Smith Skyler W, Hanks Nicole, Creed Patricia A, Kovalcik Kasey, Wilson Robert A, Kubachka Kevin, Brisbin Judith A, Figueroa Julio Landero, Creed John T
U.S. Environmental Protection Agency (USEPA) Research Trainee, National Exposure Research Laboratory (NERL), University of Cincinnati, Cincinnati, OH 45268, USA.
Student Service Contractor, USEPA, NERL, Cincinnati, OH 45268, USA.
J Anal At Spectrom. 2019 Oct 1;34(10):2094-2104. doi: 10.1039/C9JA00086K.
Rare earth elements (REE) can produce M ions in ICP-MS and Nd, Sm, and Gd can produce false positives on As and Se. Alternative instrumental tuning conditions, that utilize lower He flows within the collision cell, reduce these false positives by a factor of 2 (to 0.8 ppb As and 19 ppb Se in solutions containing 50 ppb Nd and Gd) with comparable OCl reduction (<100 ppt false V in 0.4% HCl) and Se sensitivity (DL < 1 ppb). Further reduction of these false positives is achieved by estimating the M correction factors and utilizing them in the interference-correction software. Approaches to estimating the M correction factor were evaluated with an emphasis on techniques that tolerate daily variability in end-user backgrounds and their ability to reduce the initial and ongoing purity requirements associated with the rare earth standards used to estimate the M correction factor. The direct elemental and polyatomic overlaps associated with unit-mass approaches tend to overcorrect as non-rare-earth signals as small as 30 cps at the unit mass can induce bias relative to the <300 cps signals associated with the M from a 50 ppb REE standard solution. Alternatively, shifting the M estimate to a half mass (, / 71.5: Nd) eliminates the direct overlap source of bias and allows the unit mass signal to approach 150000 cps before it bleeds over on the 1/2 mass because of abundance sensitivity limitations. The performance of the half-mass approach was evaluated in reagent water and regional tap waters fortified with Nd, Sm, and Gd at 2 ppb and 50 ppb. In addition, a half-mass in-sample approach was also evaluated. This approach was found to be beneficial relative to the external or fixed-factor half-mass approach as it could compensate for instrument drift and matrix-induced shifts in the M factors. Finally, all results were evaluated relative to the As and Se concentrations determined using an ICP-QQQ in mass shift mode and a high-resolution ICP-MS.

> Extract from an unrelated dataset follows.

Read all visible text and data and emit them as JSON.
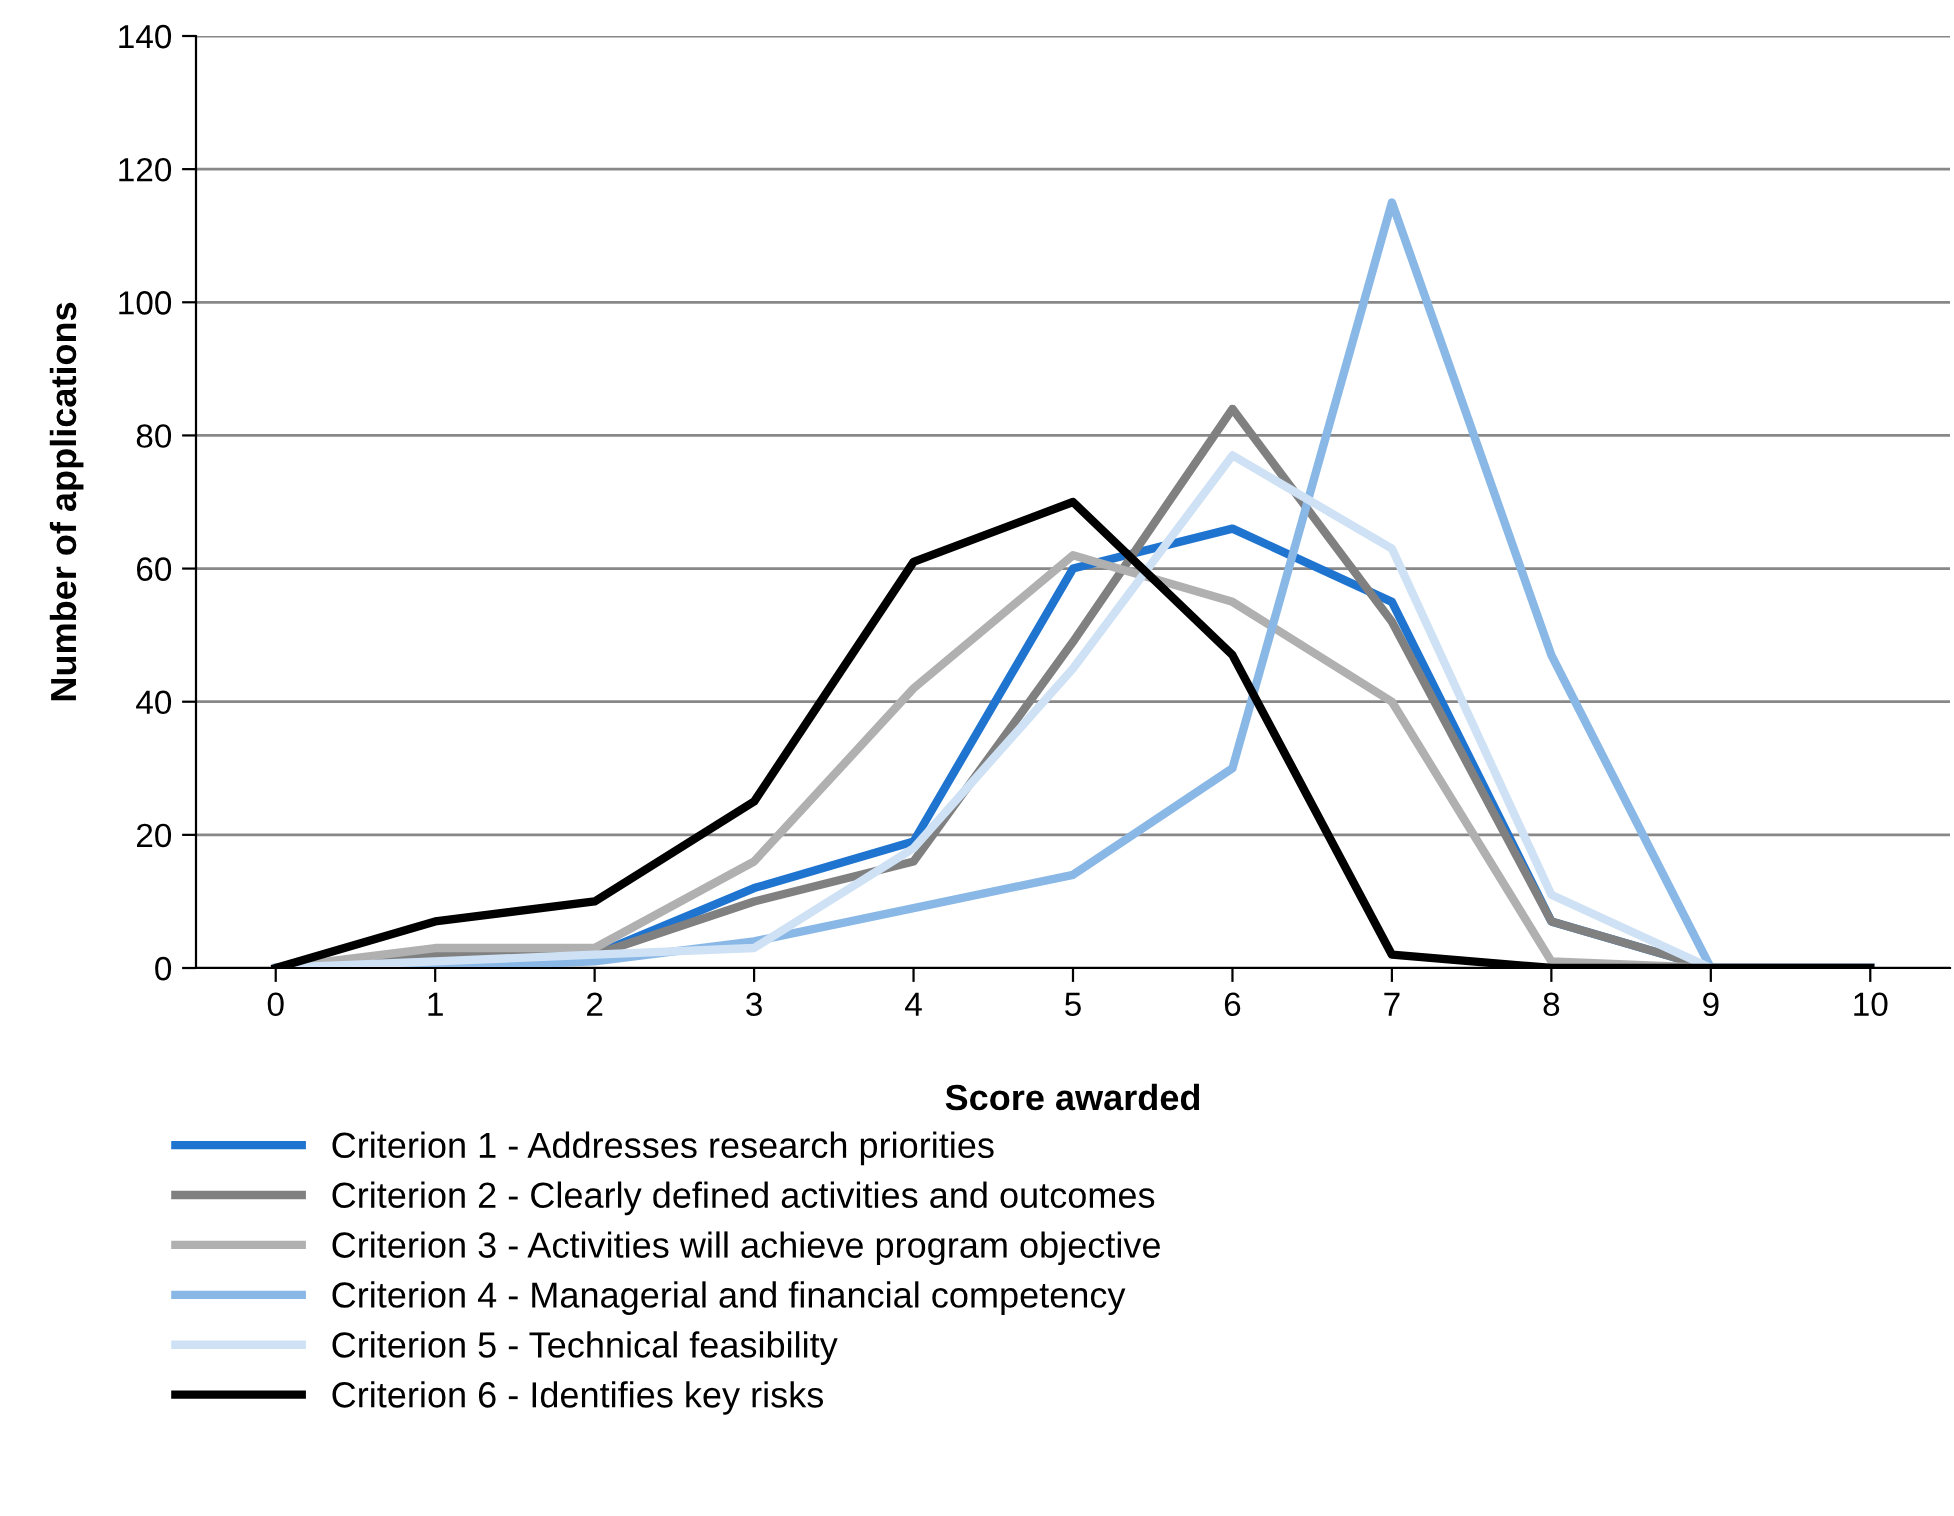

稀土元素(REE)在电感耦合等离子体质谱(ICP-MS)中会产生M离子,钕(Nd)、钐(Sm)和钆(Gd)会在砷(As)和硒(Se)上产生假阳性结果。利用碰撞池内较低氦气流的替代仪器调谐条件,可将这些假阳性结果减少一半(在含有50 ppb钕和钆的溶液中,砷降至0.8 ppb,硒降至19 ppb),同时实现类似的氧化氯减少(在0.4%盐酸中,假钒<100 ppt)和硒灵敏度(检测限<1 ppb)。通过估算M校正因子并将其应用于干扰校正软件,可进一步减少这些假阳性结果。对估算M校正因子的方法进行了评估,重点是能够容忍最终用户背景日常变化的技术,以及它们降低与用于估算M校正因子的稀土标准相关的初始和持续纯度要求的能力。与单位质量方法相关的直接元素和多原子重叠往往会过度校正,因为单位质量处低至30 cps的非稀土信号相对于50 ppb稀土标准溶液中M产生的<300 cps信号会引起偏差。或者,将M估算值移至半质量处(例如,/ 71.5:钕)可消除偏差的直接重叠来源,并使单位质量信号在因丰度灵敏度限制而在半质量处溢出之前接近150000 cps。在添加了2 ppb和50 ppb钕、钐和钆的试剂水和区域自来水中评估了半质量方法的性能。此外,还评估了半质量进样方法。相对于外部或固定因子半质量方法,该方法被发现是有益的,因为它可以补偿仪器漂移和基质引起的M因子变化。最后,所有结果均相对于使用质量转移模式的电感耦合三重四极杆质谱(ICP-QQQ)和高分辨率电感耦合等离子体质谱(ICP-MS)测定的砷和硒浓度进行评估。